Lorsque quelqu’une a besoin d’aide, elle demande conseil à ses collègues. Malgré les efforts que nous faisons, des hiérarchies apparaissent toujours dans notre travail. C’est pourquoi, dans les processus de travail, nous essayons d’éviter cela et de partager les responsabilités, même avec des personnes qui ne le demandent pas ou ne l’attendent pas. Lorsque nous travaillons avec un public adolescent, nous mettons l’accent sur les besoins et l’engagement des participantes. Afin de protéger les adolescentes d’un abus de pouvoir potentiel de notre part, nous avons élaboré des politiques sur le travail avec elles et nous les appliquons actuellement.

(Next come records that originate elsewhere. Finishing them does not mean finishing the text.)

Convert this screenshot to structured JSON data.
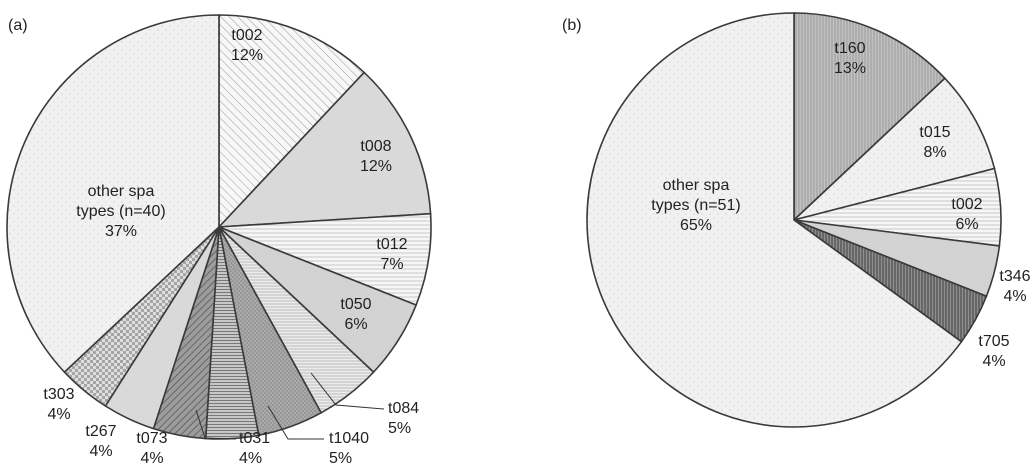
{
  "chart_data": [
    {
      "type": "pie",
      "panel_label": "(a)",
      "start": "top, clockwise",
      "slices": [
        {
          "id": "t002",
          "lines": [
            "t002",
            "12%"
          ],
          "value": 12,
          "fill": "hatch-diag-light",
          "label_pos": "inside",
          "color": "#f2f2f2"
        },
        {
          "id": "t008",
          "lines": [
            "t008",
            "12%"
          ],
          "value": 12,
          "fill": "solid-light",
          "label_pos": "inside",
          "color": "#d9d9d9"
        },
        {
          "id": "t012",
          "lines": [
            "t012",
            "7%"
          ],
          "value": 7,
          "fill": "horizontal-lines",
          "label_pos": "inside",
          "color": "#f3f3f3"
        },
        {
          "id": "t050",
          "lines": [
            "t050",
            "6%"
          ],
          "value": 6,
          "fill": "solid-gray",
          "label_pos": "inside",
          "color": "#d6d6d6"
        },
        {
          "id": "t084",
          "lines": [
            "t084",
            "5%"
          ],
          "value": 5,
          "fill": "horizontal-fine",
          "label_pos": "outside",
          "color": "#e4e4e4"
        },
        {
          "id": "t1040",
          "lines": [
            "t1040",
            "5%"
          ],
          "value": 5,
          "fill": "dots-dark",
          "label_pos": "outside",
          "color": "#a6a6a6"
        },
        {
          "id": "t031",
          "lines": [
            "t031",
            "4%"
          ],
          "value": 4,
          "fill": "horizontal-dark",
          "label_pos": "outside",
          "color": "#b7b7b7"
        },
        {
          "id": "t073",
          "lines": [
            "t073",
            "4%"
          ],
          "value": 4,
          "fill": "diag-dark",
          "label_pos": "outside",
          "color": "#8f8f8f"
        },
        {
          "id": "t267",
          "lines": [
            "t267",
            "4%"
          ],
          "value": 4,
          "fill": "solid-light",
          "label_pos": "outside",
          "color": "#d0d0d0"
        },
        {
          "id": "t303",
          "lines": [
            "t303",
            "4%"
          ],
          "value": 4,
          "fill": "checker",
          "label_pos": "outside",
          "color": "#cccccc"
        },
        {
          "id": "other",
          "lines": [
            "other spa",
            "types (n=40)",
            "37%"
          ],
          "value": 37,
          "fill": "dots-light",
          "label_pos": "inside",
          "color": "#efefef"
        }
      ]
    },
    {
      "type": "pie",
      "panel_label": "(b)",
      "start": "top, clockwise",
      "slices": [
        {
          "id": "t160",
          "lines": [
            "t160",
            "13%"
          ],
          "value": 13,
          "fill": "vertical-lines",
          "label_pos": "inside",
          "color": "#b9b9b9"
        },
        {
          "id": "t015",
          "lines": [
            "t015",
            "8%"
          ],
          "value": 8,
          "fill": "dots-light",
          "label_pos": "inside",
          "color": "#e2e2e2"
        },
        {
          "id": "t002",
          "lines": [
            "t002",
            "6%"
          ],
          "value": 6,
          "fill": "horizontal-lines",
          "label_pos": "inside",
          "color": "#f3f3f3"
        },
        {
          "id": "t346",
          "lines": [
            "t346",
            "4%"
          ],
          "value": 4,
          "fill": "solid-gray",
          "label_pos": "outside",
          "color": "#c9c9c9"
        },
        {
          "id": "t705",
          "lines": [
            "t705",
            "4%"
          ],
          "value": 4,
          "fill": "vertical-dark",
          "label_pos": "outside",
          "color": "#858585"
        },
        {
          "id": "other",
          "lines": [
            "other spa",
            "types (n=51)",
            "65%"
          ],
          "value": 65,
          "fill": "dots-light",
          "label_pos": "inside",
          "color": "#efefef"
        }
      ]
    }
  ]
}
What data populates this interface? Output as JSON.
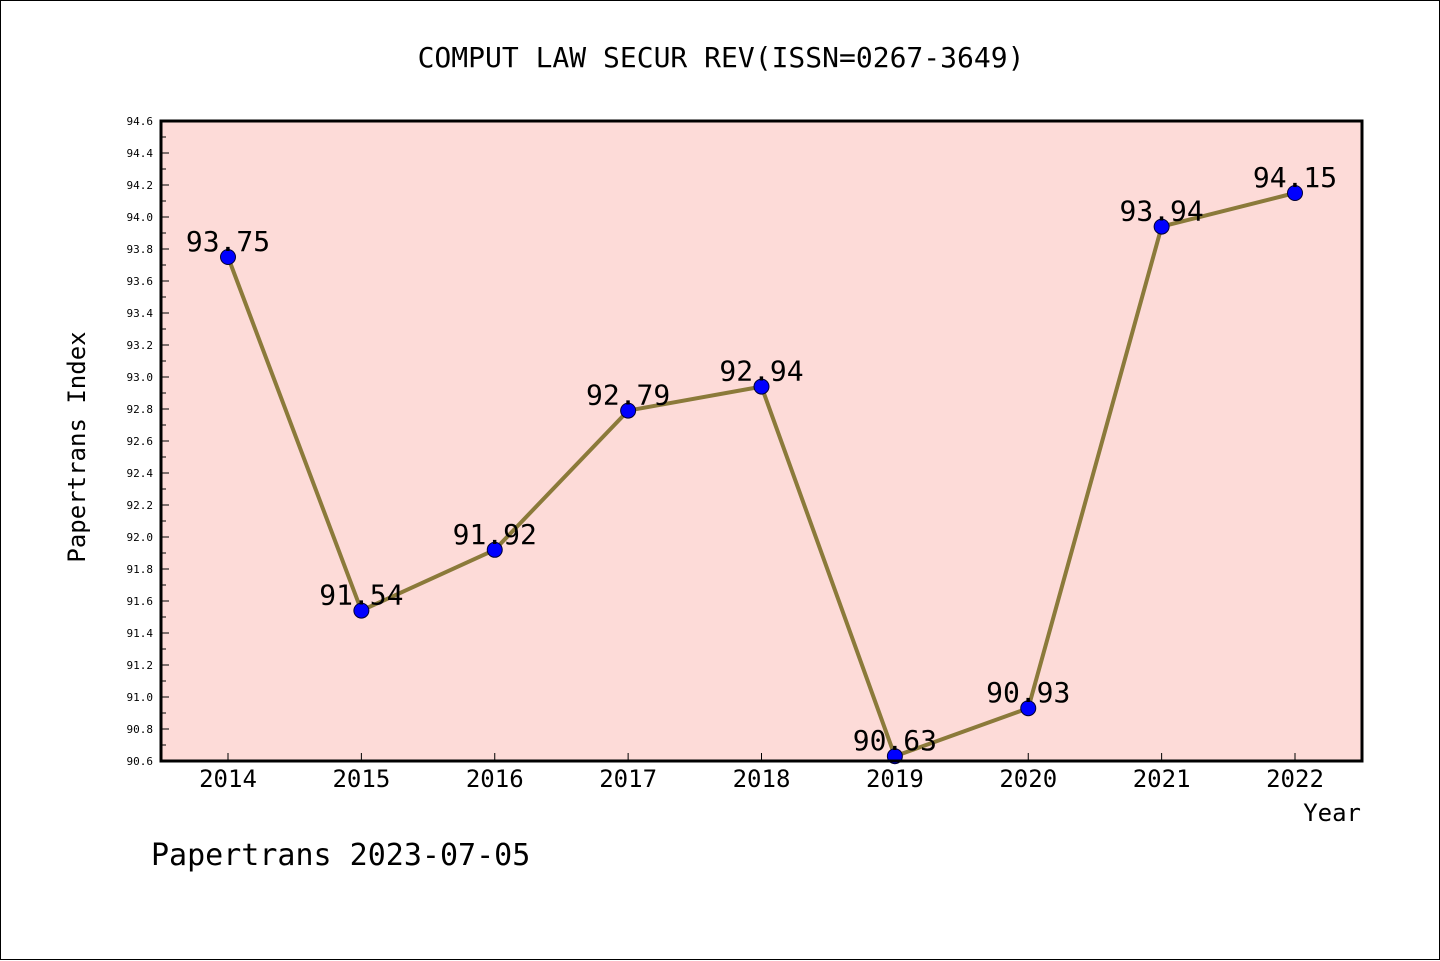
{
  "chart_data": {
    "type": "line",
    "title": "COMPUT LAW SECUR REV(ISSN=0267-3649)",
    "xlabel": "Year",
    "ylabel": "Papertrans Index",
    "categories": [
      "2014",
      "2015",
      "2016",
      "2017",
      "2018",
      "2019",
      "2020",
      "2021",
      "2022"
    ],
    "values": [
      93.75,
      91.54,
      91.92,
      92.79,
      92.94,
      90.63,
      90.93,
      93.94,
      94.15
    ],
    "data_labels": [
      "93.75",
      "91.54",
      "91.92",
      "92.79",
      "92.94",
      "90.63",
      "90.93",
      "93.94",
      "94.15"
    ],
    "ylim": [
      90.6,
      94.6
    ],
    "yticks": [
      "90.6",
      "90.8",
      "91.0",
      "91.2",
      "91.4",
      "91.6",
      "91.8",
      "92.0",
      "92.2",
      "92.4",
      "92.6",
      "92.8",
      "93.0",
      "93.2",
      "93.4",
      "93.6",
      "93.8",
      "94.0",
      "94.2",
      "94.4",
      "94.6"
    ],
    "grid": false,
    "legend": "none",
    "colors": {
      "plot_background": "#fddbd8",
      "line": "#8b7a3a",
      "marker": "#0000ff"
    }
  },
  "footer": "Papertrans 2023-07-05"
}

Nous faisons également comprendre aux structures de pouvoir et aux donateurs que les féministes doivent jouer un rôle plus important dans les processus de décision, ainsi que dans l’allocation des ressources.

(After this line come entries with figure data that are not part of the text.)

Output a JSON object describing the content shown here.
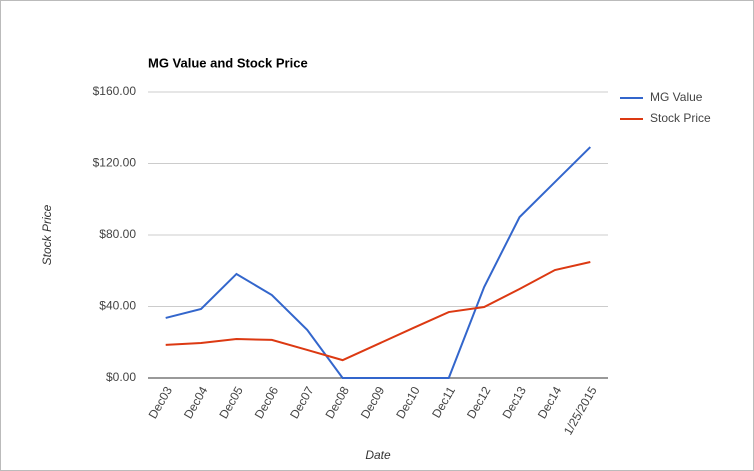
{
  "chart_data": {
    "type": "line",
    "title": "MG Value and Stock Price",
    "x_label": "Date",
    "y_label": "Stock Price",
    "categories": [
      "Dec03",
      "Dec04",
      "Dec05",
      "Dec06",
      "Dec07",
      "Dec08",
      "Dec09",
      "Dec10",
      "Dec11",
      "Dec12",
      "Dec13",
      "Dec14",
      "1/25/2015"
    ],
    "series": [
      {
        "name": "MG Value",
        "color": "#3366cc",
        "values": [
          33.6,
          38.6,
          58.2,
          46.4,
          26.9,
          0,
          0,
          0,
          0,
          50.9,
          90,
          109.6,
          129.2
        ]
      },
      {
        "name": "Stock Price",
        "color": "#dc3912",
        "values": [
          18.5,
          19.6,
          21.8,
          21.3,
          15.7,
          10,
          19,
          28,
          36.9,
          39.7,
          49.8,
          60.4,
          64.9
        ]
      }
    ],
    "ylim": [
      0,
      160
    ],
    "yticks": [
      {
        "value": 0,
        "label": "$0.00"
      },
      {
        "value": 40,
        "label": "$40.00"
      },
      {
        "value": 80,
        "label": "$80.00"
      },
      {
        "value": 120,
        "label": "$120.00"
      },
      {
        "value": 160,
        "label": "$160.00"
      }
    ],
    "grid": true,
    "legend": "right"
  }
}
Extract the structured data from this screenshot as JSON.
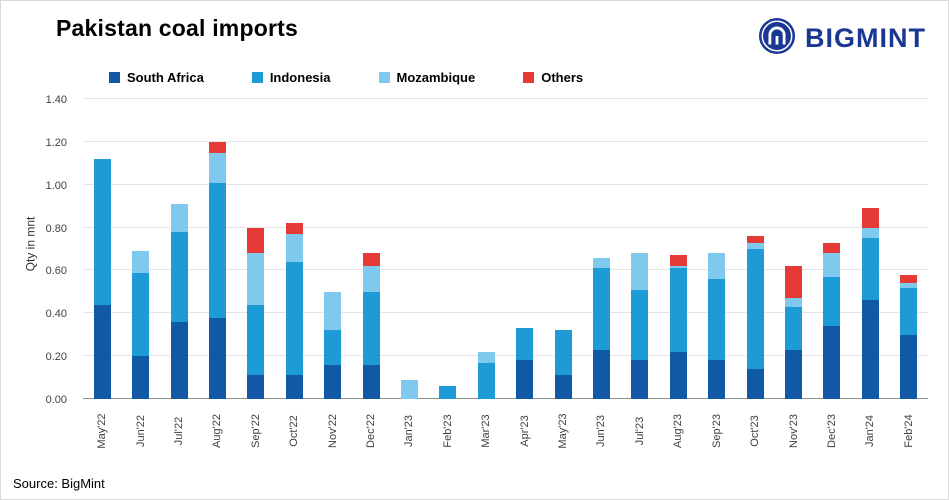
{
  "header": {
    "title": "Pakistan coal imports",
    "brand": "BIGMINT",
    "brand_color": "#1a3793"
  },
  "footer": {
    "source": "Source: BigMint"
  },
  "chart_data": {
    "type": "bar",
    "stacked": true,
    "title": "Pakistan coal imports",
    "xlabel": "",
    "ylabel": "Qty in mnt",
    "ylim": [
      0,
      1.4
    ],
    "yticks": [
      0.0,
      0.2,
      0.4,
      0.6,
      0.8,
      1.0,
      1.2,
      1.4
    ],
    "grid": "horizontal",
    "legend_position": "top",
    "categories": [
      "May'22",
      "Jun'22",
      "Jul'22",
      "Aug'22",
      "Sep'22",
      "Oct'22",
      "Nov'22",
      "Dec'22",
      "Jan'23",
      "Feb'23",
      "Mar'23",
      "Apr'23",
      "May'23",
      "Jun'23",
      "Jul'23",
      "Aug'23",
      "Sep'23",
      "Oct'23",
      "Nov'23",
      "Dec'23",
      "Jan'24",
      "Feb'24"
    ],
    "series": [
      {
        "name": "South Africa",
        "color": "#1158a7",
        "values": [
          0.44,
          0.2,
          0.36,
          0.38,
          0.11,
          0.11,
          0.16,
          0.16,
          0.0,
          0.0,
          0.0,
          0.18,
          0.11,
          0.23,
          0.18,
          0.22,
          0.18,
          0.14,
          0.23,
          0.34,
          0.46,
          0.3
        ]
      },
      {
        "name": "Indonesia",
        "color": "#1d9bd7",
        "values": [
          0.68,
          0.39,
          0.42,
          0.63,
          0.33,
          0.53,
          0.16,
          0.34,
          0.0,
          0.06,
          0.17,
          0.15,
          0.21,
          0.38,
          0.33,
          0.39,
          0.38,
          0.56,
          0.2,
          0.23,
          0.29,
          0.22
        ]
      },
      {
        "name": "Mozambique",
        "color": "#7fc9ee",
        "values": [
          0.0,
          0.1,
          0.13,
          0.14,
          0.24,
          0.13,
          0.18,
          0.12,
          0.09,
          0.0,
          0.05,
          0.0,
          0.0,
          0.05,
          0.17,
          0.01,
          0.12,
          0.03,
          0.04,
          0.11,
          0.05,
          0.02
        ]
      },
      {
        "name": "Others",
        "color": "#e63a36",
        "values": [
          0.0,
          0.0,
          0.0,
          0.05,
          0.12,
          0.05,
          0.0,
          0.06,
          0.0,
          0.0,
          0.0,
          0.0,
          0.0,
          0.0,
          0.0,
          0.05,
          0.0,
          0.03,
          0.15,
          0.05,
          0.09,
          0.04
        ]
      }
    ]
  }
}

Lorsque l’occasion se présente, nous signalons également les cas qui n’impliquent pas suffisamment les féministes et proposons des modèles alternatifs de mise en œuvre des projets.

INCLUSIVITÉ

L’inclusion est un objectif mondial, et nous contribuons à le concrétiser, dans la mesure où nos ressources nous le permettent. Nous comprenons que nous ne pouvons pas rénover le bâtiment que nous louons pour nos bureaux, ni rendre les transports publics accessibles pour que tout le monde puisse venir à nos événements. Cependant, nous pouvons toujours analyser les demandes de notre public. Nous notons les demandes et les problèmes d’inclusion qu’il exprime et cherchons collégialement les moyens de les résoudre.

Nous suivons des cours, étudions d’autres expériences et partageons les connaissances nouvellement acquises avec nos collègues. Cette formation nous a permis de commencer à travailler sur la politique d’inclusion. Le principe de base de cette politique est qu’il n’existe pas de liste exhaustive des besoins des personnes qui sont aujourd’hui exclues. Il n’existe pas non plus de liste universelle de conseils. Une véritable inclusion doit découler de l’analyse de la situation d’un groupe particulier.

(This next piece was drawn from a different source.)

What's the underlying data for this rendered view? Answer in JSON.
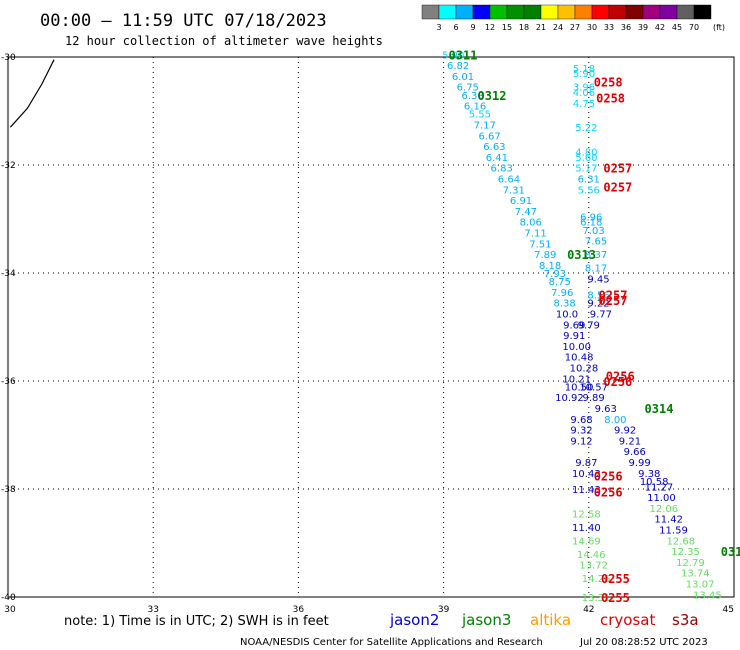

C’est la raison pour laquelle, lors de l’évaluation de notre travail et de la planification des projets futurs, nous essayons de prendre en compte toutes les circonstances de travail de chaque travailleuse. Rien ne doit être omis ou ignoré. Au contraire, nous voulons obtenir une évaluation et une description sincères des circonstances. Nous ne nous appuyons pas sur le modèle de travail universel qui imagine le travail comme celui de l’homme blanc hétéro cisgenre valide.

ENGAGEMENT DE NOUVEAUX MEMBRES (FEMMES, PERSONNES TRANSGENRES ET INTERSEXES)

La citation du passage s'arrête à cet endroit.